I personally witnessed several downtown backyard patios covered in black sooty mold to the point homeowners could no longer sit in chairs outside. These infested trees are unsightly and have fewer blooms and grow poorly.  Heavy sustained infestations of CMBS can also kill trees. This has also occurred here in Natchez.

If crape myrtle bark scale is to go untreated the pest will be all over Mississippi and many more bees will possibly suffer as a result due to misapplication. Crape myrtle bark scale cannot be washed off as Mr. Waddill stated in his letter. He implied that the LSU AgCenter said cleaning off the sooty mold would control the insect, but this is incorrect. You might be able to wash off the black sooty mold that is a consequence of CMBS with soap and water and lots of elbow grease but the insect will still be there.

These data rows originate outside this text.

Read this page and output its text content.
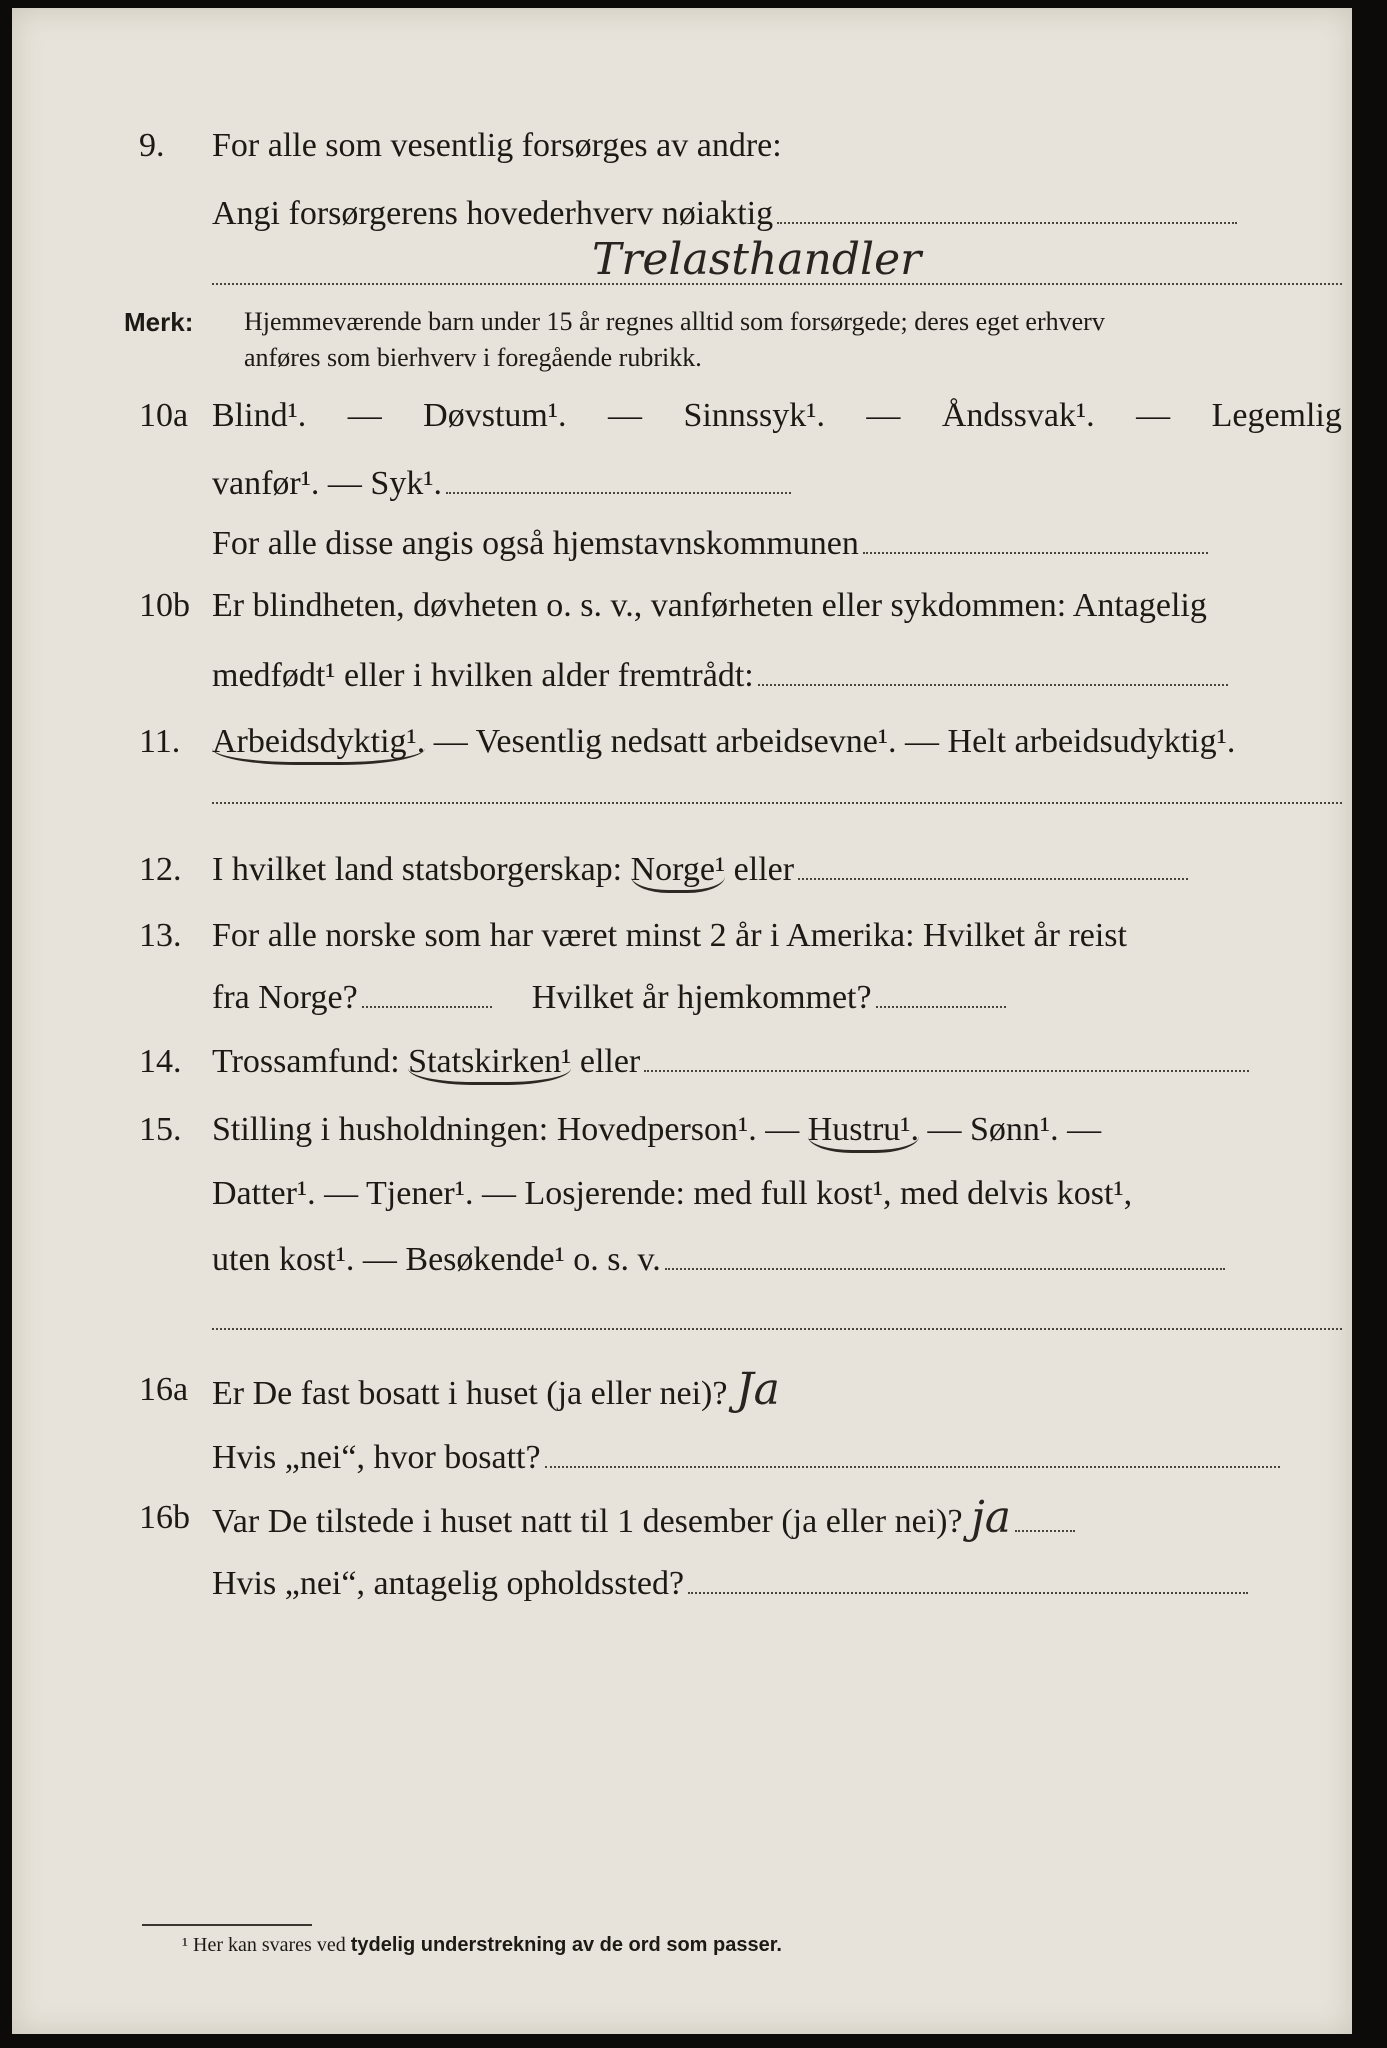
9. For alle som vesentlig forsørges av andre:
Angi forsørgerens hovederhverv nøiaktig
Trelasthandler
Merk: Hjemmeværende barn under 15 år regnes alltid som forsørgede; deres eget erhverv
anføres som bierhverv i foregående rubrikk.
10a Blind¹. — Døvstum¹. — Sinnssyk¹. — Åndssvak¹. — Legemlig
vanfør¹. — Syk¹.
For alle disse angis også hjemstavnskommunen
10b Er blindheten, døvheten o. s. v., vanførheten eller sykdommen: Antagelig
medfødt¹ eller i hvilken alder fremtrådt:
11. Arbeidsdyktig¹. — Vesentlig nedsatt arbeidsevne¹. — Helt arbeidsudyktig¹.
12. I hvilket land statsborgerskap: Norge¹ eller
13. For alle norske som har været minst 2 år i Amerika: Hvilket år reist
fra Norge?	Hvilket år hjemkommet?
14. Trossamfund: Statskirken¹ eller
15. Stilling i husholdningen: Hovedperson¹. — Hustru¹. — Sønn¹. —
Datter¹. — Tjener¹. — Losjerende: med full kost¹, med delvis kost¹,
uten kost¹. — Besøkende¹ o. s. v.
16a Er De fast bosatt i huset (ja eller nei)? Ja
Hvis „nei“, hvor bosatt?
16b Var De tilstede i huset natt til 1 desember (ja eller nei)? ja
Hvis „nei“, antagelig opholdssted?
¹ Her kan svares ved tydelig understrekning av de ord som passer.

Another point to make is that there are several other factors besides imidacloprid that can affect bees such as Colony Collapse Disorder, Varroa mites and just abscond. Talk to any bee keeper in the area and they will tell you they occasionally lose hives all the time for various reasons. Varroa mites are a non-native pest that preys on developing immature bees and spread a virus that, if left untreated, can cause the entire bee colony to decline and die.

Ideally CMBS should be treated annually in early spring before bloom by soil injection so to lessen the exposure to bees and other non-target pest. Fall applications of imidacloprid can also be beneficial when there are fewer blooms present and helpful in reducing the over wintering population of CMBS.

Let me finish by saying I have never in my life seen a more dedicated group of volunteers than the Adams County Master Gardeners. Their impact is greater than anyone in the general public can possibly understand. From maintaining natures trails at Historic Jefferson College and the Indian Village to Pruning trees at Co-Lin Community College or the Natchez City Cemetery. Then you can find them helping landscape the gazebo (bandstand), downtown streets or even schools.

They have educational gardens at local public schools, work with numerous local nonprofits, and participate in local events all the time. Their members are a rare breed of hard-working gardening enthusiast who often put the love of their hometown and its beauty as a priority in their life. We should all be grateful for their efforts.

Now let’s all work together with them to make Natchez a great and beautiful tourist attraction.
David Carter is the District 2 supervisor of Adams County.